Children to be urged to put phones away at new Horbury youth club

Les Clarke, from the Salvation Army, and local councillor Gill Cruise, who are both setting up the new community hub.
Les Clarke, from the Salvation Army, and local councillor Gill Cruise, who are both setting up the new community hub.

A new youth club where kids will be encouraged to put their phones away is to set to start in the new year.

The old Salvation Army building in Horbury, which has been left empty for much of the last two years, is set to be converted into a space for youngsters to come and socialise after school and in the holidays.

The hut building has been empty for much of the last two years, but is now set to be brightened up.

The hut building has been empty for much of the last two years, but is now set to be brightened up.

The project is being made possible with the help of an £85,000 government grant and is being led by local councillor Gill Cruise and Les Clarke, from the Salvation Army.

The club will provide a mixture of structured activities and freedom for children to enjoy a game of pool, watch films, use the internet and relax.

There will also be cookery sessions and a noticeboard with information about where to get support for issues such as mental health problems.

And while there won't be an outright ban on phones some days of the week, Coun Cruise said youngsters would be urged to leave them in lockers at other times, to encourage them to socialise.

She said: "I think it's really important that we get them over that anxiety and get them talking to each other.

"We're going to try to help them realise that nothing bad's going to happen if they don't have their phone for a few hours.

"We're not proposing to do it when there's a structured activity, but during free social time when we have a game or a quiz or whatever, we'll say, "Come on, put your phones away."

"The club itself won't be regimented, it will be relaxed.
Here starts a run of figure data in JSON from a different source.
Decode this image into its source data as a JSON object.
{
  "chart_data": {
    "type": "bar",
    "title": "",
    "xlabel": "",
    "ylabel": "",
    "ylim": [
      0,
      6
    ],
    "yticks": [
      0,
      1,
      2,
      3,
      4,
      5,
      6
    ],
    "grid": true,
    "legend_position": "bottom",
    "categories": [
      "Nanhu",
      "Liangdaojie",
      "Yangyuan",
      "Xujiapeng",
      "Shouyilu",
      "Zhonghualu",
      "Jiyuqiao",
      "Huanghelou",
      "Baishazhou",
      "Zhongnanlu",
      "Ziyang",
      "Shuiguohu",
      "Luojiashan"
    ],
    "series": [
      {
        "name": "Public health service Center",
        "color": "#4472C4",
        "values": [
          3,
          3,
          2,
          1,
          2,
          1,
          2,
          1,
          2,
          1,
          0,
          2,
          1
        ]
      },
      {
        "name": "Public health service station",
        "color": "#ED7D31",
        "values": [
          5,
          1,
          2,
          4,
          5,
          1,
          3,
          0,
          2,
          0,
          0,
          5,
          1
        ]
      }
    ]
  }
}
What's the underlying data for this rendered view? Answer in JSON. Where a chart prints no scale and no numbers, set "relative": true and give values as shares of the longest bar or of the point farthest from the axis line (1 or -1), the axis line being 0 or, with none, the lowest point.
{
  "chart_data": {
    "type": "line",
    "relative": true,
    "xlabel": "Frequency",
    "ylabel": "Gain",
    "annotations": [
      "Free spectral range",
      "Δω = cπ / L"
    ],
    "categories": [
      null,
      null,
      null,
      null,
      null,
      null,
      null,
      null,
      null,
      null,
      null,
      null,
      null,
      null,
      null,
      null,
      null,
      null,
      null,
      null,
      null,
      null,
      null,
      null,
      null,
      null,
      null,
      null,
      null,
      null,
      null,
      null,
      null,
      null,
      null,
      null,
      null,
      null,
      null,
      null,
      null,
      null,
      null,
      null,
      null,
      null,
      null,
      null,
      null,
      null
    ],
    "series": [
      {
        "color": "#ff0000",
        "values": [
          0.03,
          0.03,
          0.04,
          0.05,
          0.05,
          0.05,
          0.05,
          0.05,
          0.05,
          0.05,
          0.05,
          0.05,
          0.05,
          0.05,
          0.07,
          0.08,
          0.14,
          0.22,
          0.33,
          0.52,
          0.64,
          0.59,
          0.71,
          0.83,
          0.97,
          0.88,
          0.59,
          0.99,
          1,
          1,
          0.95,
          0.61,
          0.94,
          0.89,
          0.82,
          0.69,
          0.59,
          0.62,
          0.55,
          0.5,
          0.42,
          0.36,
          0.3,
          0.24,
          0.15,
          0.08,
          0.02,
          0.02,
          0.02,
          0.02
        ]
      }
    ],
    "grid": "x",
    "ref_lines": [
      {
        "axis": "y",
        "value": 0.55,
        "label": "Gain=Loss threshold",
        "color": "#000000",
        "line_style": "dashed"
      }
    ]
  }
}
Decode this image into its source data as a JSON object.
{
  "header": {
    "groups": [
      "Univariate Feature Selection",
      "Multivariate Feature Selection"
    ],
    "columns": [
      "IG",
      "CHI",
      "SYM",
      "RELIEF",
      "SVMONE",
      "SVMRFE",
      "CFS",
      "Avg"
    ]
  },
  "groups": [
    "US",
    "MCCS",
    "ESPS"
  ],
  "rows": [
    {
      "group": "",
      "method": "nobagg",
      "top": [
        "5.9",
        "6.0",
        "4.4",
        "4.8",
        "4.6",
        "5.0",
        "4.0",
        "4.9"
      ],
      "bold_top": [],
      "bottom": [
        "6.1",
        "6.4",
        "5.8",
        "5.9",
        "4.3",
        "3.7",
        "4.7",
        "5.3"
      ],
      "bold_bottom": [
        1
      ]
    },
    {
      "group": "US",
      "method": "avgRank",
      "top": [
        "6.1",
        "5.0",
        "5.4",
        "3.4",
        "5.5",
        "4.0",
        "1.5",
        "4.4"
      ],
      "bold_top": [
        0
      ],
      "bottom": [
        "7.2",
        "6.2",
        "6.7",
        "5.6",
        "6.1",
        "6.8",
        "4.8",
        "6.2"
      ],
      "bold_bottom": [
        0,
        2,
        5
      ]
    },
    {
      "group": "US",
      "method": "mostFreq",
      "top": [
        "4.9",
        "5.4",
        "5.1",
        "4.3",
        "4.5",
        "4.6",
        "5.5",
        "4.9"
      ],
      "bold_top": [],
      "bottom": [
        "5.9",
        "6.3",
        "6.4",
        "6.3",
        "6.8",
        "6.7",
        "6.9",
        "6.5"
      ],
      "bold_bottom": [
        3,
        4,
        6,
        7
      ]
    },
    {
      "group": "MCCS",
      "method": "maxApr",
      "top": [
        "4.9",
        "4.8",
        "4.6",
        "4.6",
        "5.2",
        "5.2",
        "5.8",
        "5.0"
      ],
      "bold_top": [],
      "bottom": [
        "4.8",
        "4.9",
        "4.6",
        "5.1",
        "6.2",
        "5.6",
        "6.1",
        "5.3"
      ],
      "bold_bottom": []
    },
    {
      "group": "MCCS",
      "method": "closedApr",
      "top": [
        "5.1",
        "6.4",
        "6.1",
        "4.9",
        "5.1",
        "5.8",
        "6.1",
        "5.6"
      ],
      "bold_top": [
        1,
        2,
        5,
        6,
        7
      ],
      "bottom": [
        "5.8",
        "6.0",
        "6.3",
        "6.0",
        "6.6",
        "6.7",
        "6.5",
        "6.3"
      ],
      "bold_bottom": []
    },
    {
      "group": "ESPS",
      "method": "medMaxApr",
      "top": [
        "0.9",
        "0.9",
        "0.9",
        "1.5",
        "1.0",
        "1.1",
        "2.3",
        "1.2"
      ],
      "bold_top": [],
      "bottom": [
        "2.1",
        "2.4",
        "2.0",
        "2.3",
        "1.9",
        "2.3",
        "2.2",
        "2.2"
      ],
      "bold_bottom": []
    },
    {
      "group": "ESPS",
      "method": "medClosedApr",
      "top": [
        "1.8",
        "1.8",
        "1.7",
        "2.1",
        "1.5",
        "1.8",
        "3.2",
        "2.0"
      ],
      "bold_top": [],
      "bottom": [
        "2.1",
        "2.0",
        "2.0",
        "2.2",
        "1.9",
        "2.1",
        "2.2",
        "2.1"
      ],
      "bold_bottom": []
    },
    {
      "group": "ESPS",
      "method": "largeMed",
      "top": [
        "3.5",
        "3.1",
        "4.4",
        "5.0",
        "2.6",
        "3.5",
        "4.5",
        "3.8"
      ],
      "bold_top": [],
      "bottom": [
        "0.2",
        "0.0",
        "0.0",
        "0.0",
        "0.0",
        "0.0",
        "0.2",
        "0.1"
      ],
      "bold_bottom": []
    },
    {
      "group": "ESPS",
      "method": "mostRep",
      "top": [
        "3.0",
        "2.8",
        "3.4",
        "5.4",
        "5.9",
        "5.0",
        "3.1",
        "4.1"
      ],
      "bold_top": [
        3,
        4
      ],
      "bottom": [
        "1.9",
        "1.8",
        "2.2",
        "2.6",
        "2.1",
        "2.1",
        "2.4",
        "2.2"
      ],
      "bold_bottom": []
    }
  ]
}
"We just want to give them a friendly space - somewhere where they can enjoy coming after school.

"Regardless of their sexuality or religion everyone is welcome - it will be all inclusive."

During the day, the hut will become a community hub, open to local groups to make use of it.

But once a youth club, one of the building's inside walls will become a designated 'graffiti' wall, giving young members a space to experiment with art.

And the children will be encouraged to help fundraise to help make the club sustainable, in a bid to give them a sense of ownership of their own place.

Mr Clarke said: "We want to work alongside other services that are already in place in Horbury.

"We want the children to own the space themselves so that, with a bit of guidance and support, they can feel like they've achieved something."